Herkül ekibini yakından tanıdım; sevenleri ile Hocaefendi arasındaki bağları güçlü tutmaya çalışan, önemli hiç bir şeyi gözden kaçırmamaya azamî dikkat sarf eden, yıllarca kendisine talebelik yapmış veya yanında-yakınında bulunmuş, ehliyet ve liyâkat sahibi birikimli arkadaşlar. Ekip olarak da teknik açıdan da güçlü ve yeterliler.. özel bir ofisleri, kamera, ses kayıt cihazları, hatta küçük bir dronları bile var.. ve Hocaefendi’yi ve misafirleri çok rahatsız etmeden, günlük tüm programı takip ediyor, not tutuyor, video/fotoğraf çekiyor ve gerek kampa, gerek Hocaefendi’ye dair en yeni haberleri ve sohbetleri, resmi web sitesi ile sosyal medya hesaplarından anında paylaşıyorlar.
Başka notlara hâcet ve ihtiyaç bırakmıyorlar yani..
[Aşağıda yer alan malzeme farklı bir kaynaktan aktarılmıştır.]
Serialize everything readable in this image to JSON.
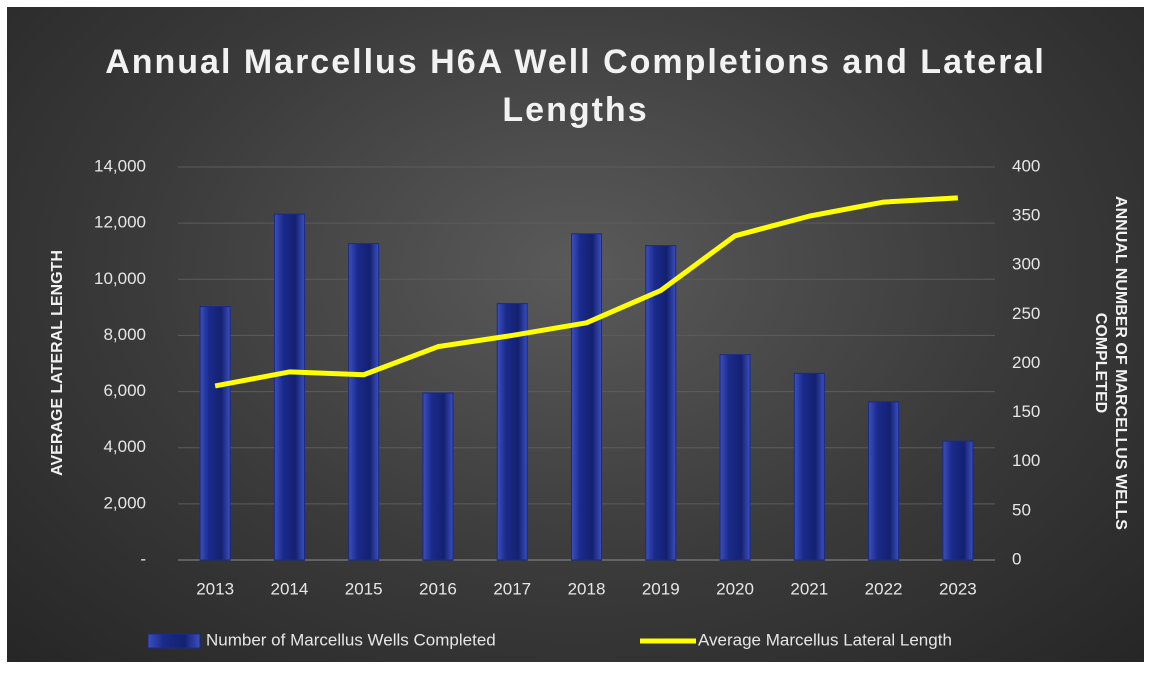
{
  "chart_data": {
    "type": "bar_line",
    "title": "Annual Marcellus H6A Well Completions and Lateral Lengths",
    "y_label": "AVERAGE LATERAL LENGTH",
    "y2_label": "ANNUAL NUMBER OF MARCELLUS WELLS COMPLETED",
    "categories": [
      "2013",
      "2014",
      "2015",
      "2016",
      "2017",
      "2018",
      "2019",
      "2020",
      "2021",
      "2022",
      "2023"
    ],
    "series": [
      {
        "name": "Number of Marcellus Wells Completed",
        "type": "bar",
        "axis": "y2",
        "color": "#1a2a8a",
        "values": [
          258,
          352,
          322,
          170,
          261,
          332,
          320,
          209,
          190,
          161,
          121
        ]
      },
      {
        "name": "Average Marcellus Lateral Length",
        "type": "line",
        "axis": "y",
        "color": "#ffff00",
        "values": [
          6200,
          6700,
          6600,
          7600,
          8000,
          8450,
          9600,
          11550,
          12250,
          12750,
          12900
        ]
      }
    ],
    "ylim": [
      0,
      14000
    ],
    "yticks": [
      {
        "value": 0,
        "label": "-"
      },
      {
        "value": 2000,
        "label": "2,000"
      },
      {
        "value": 4000,
        "label": "4,000"
      },
      {
        "value": 6000,
        "label": "6,000"
      },
      {
        "value": 8000,
        "label": "8,000"
      },
      {
        "value": 10000,
        "label": "10,000"
      },
      {
        "value": 12000,
        "label": "12,000"
      },
      {
        "value": 14000,
        "label": "14,000"
      }
    ],
    "y2lim": [
      0,
      400
    ],
    "y2ticks": [
      0,
      50,
      100,
      150,
      200,
      250,
      300,
      350,
      400
    ],
    "grid": true,
    "legend": "bottom"
  }
}
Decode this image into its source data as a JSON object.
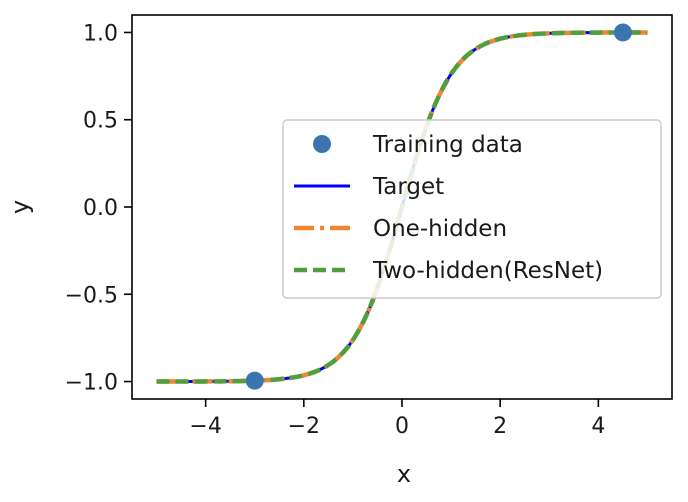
{
  "chart_data": {
    "type": "line",
    "title": "",
    "xlabel": "x",
    "ylabel": "y",
    "xlim": [
      -5.5,
      5.5
    ],
    "ylim": [
      -1.1,
      1.1
    ],
    "xticks": [
      -4,
      -2,
      0,
      2,
      4
    ],
    "xtick_labels": [
      "−4",
      "−2",
      "0",
      "2",
      "4"
    ],
    "yticks": [
      -1.0,
      -0.5,
      0.0,
      0.5,
      1.0
    ],
    "ytick_labels": [
      "−1.0",
      "−0.5",
      "0.0",
      "0.5",
      "1.0"
    ],
    "grid": false,
    "legend_position": "center-right",
    "series": [
      {
        "name": "Training data",
        "kind": "scatter",
        "color": "#3b75af",
        "x": [
          -3,
          4.5
        ],
        "y": [
          -0.995,
          0.9998
        ]
      },
      {
        "name": "Target",
        "kind": "line",
        "style": "solid",
        "color": "#0000ff",
        "function": "tanh",
        "x_range": [
          -5,
          5
        ]
      },
      {
        "name": "One-hidden",
        "kind": "line",
        "style": "dashdot",
        "color": "#ef8636",
        "function": "tanh",
        "x_range": [
          -5,
          5
        ]
      },
      {
        "name": "Two-hidden(ResNet)",
        "kind": "line",
        "style": "dashed",
        "color": "#519e3e",
        "function": "tanh",
        "x_range": [
          -5,
          5
        ]
      }
    ]
  }
}
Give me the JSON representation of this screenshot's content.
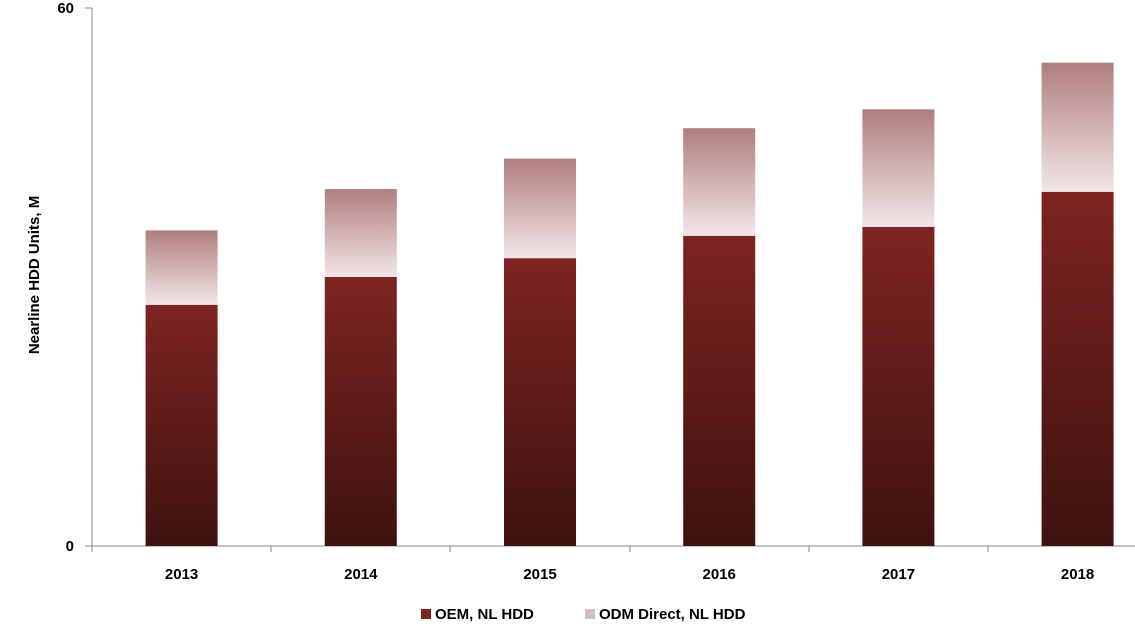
{
  "chart_data": {
    "type": "bar",
    "stacked": true,
    "categories": [
      "2013",
      "2014",
      "2015",
      "2016",
      "2017",
      "2018"
    ],
    "series": [
      {
        "name": "OEM, NL HDD",
        "values": [
          26.9,
          30.0,
          32.1,
          34.6,
          35.6,
          39.5
        ],
        "color": "#7a2320"
      },
      {
        "name": "ODM Direct, NL HDD",
        "values": [
          8.3,
          9.8,
          11.1,
          12.0,
          13.1,
          14.4
        ],
        "color": "#c99d9d"
      }
    ],
    "ylabel": "Nearline HDD Units, M",
    "xlabel": "",
    "ylim": [
      0,
      60
    ],
    "y_ticks": [
      "0",
      "60"
    ],
    "grid": false,
    "legend_position": "bottom"
  }
}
Bu faslı bahse dair güzel bir öneriyle kapatayım; bu ses kayıtları ve sohbetlerden derlenen Kırık Testi serisinin en yeni kitabı “Işık-Karanlık Devr-i Dâimi” başlığı altında yayınlandı.. ve kuşkusuz bizzat Hocaefendi’nin tashih ettiği kaynak eserlerden biri olarak kütüphanelerimizde yerini aldı. Son notları okumak arzu edenler, Kampa ve Hocaefendi’ye dâir merakı olanlar elini çabuk tutsun lütfen, vesselam..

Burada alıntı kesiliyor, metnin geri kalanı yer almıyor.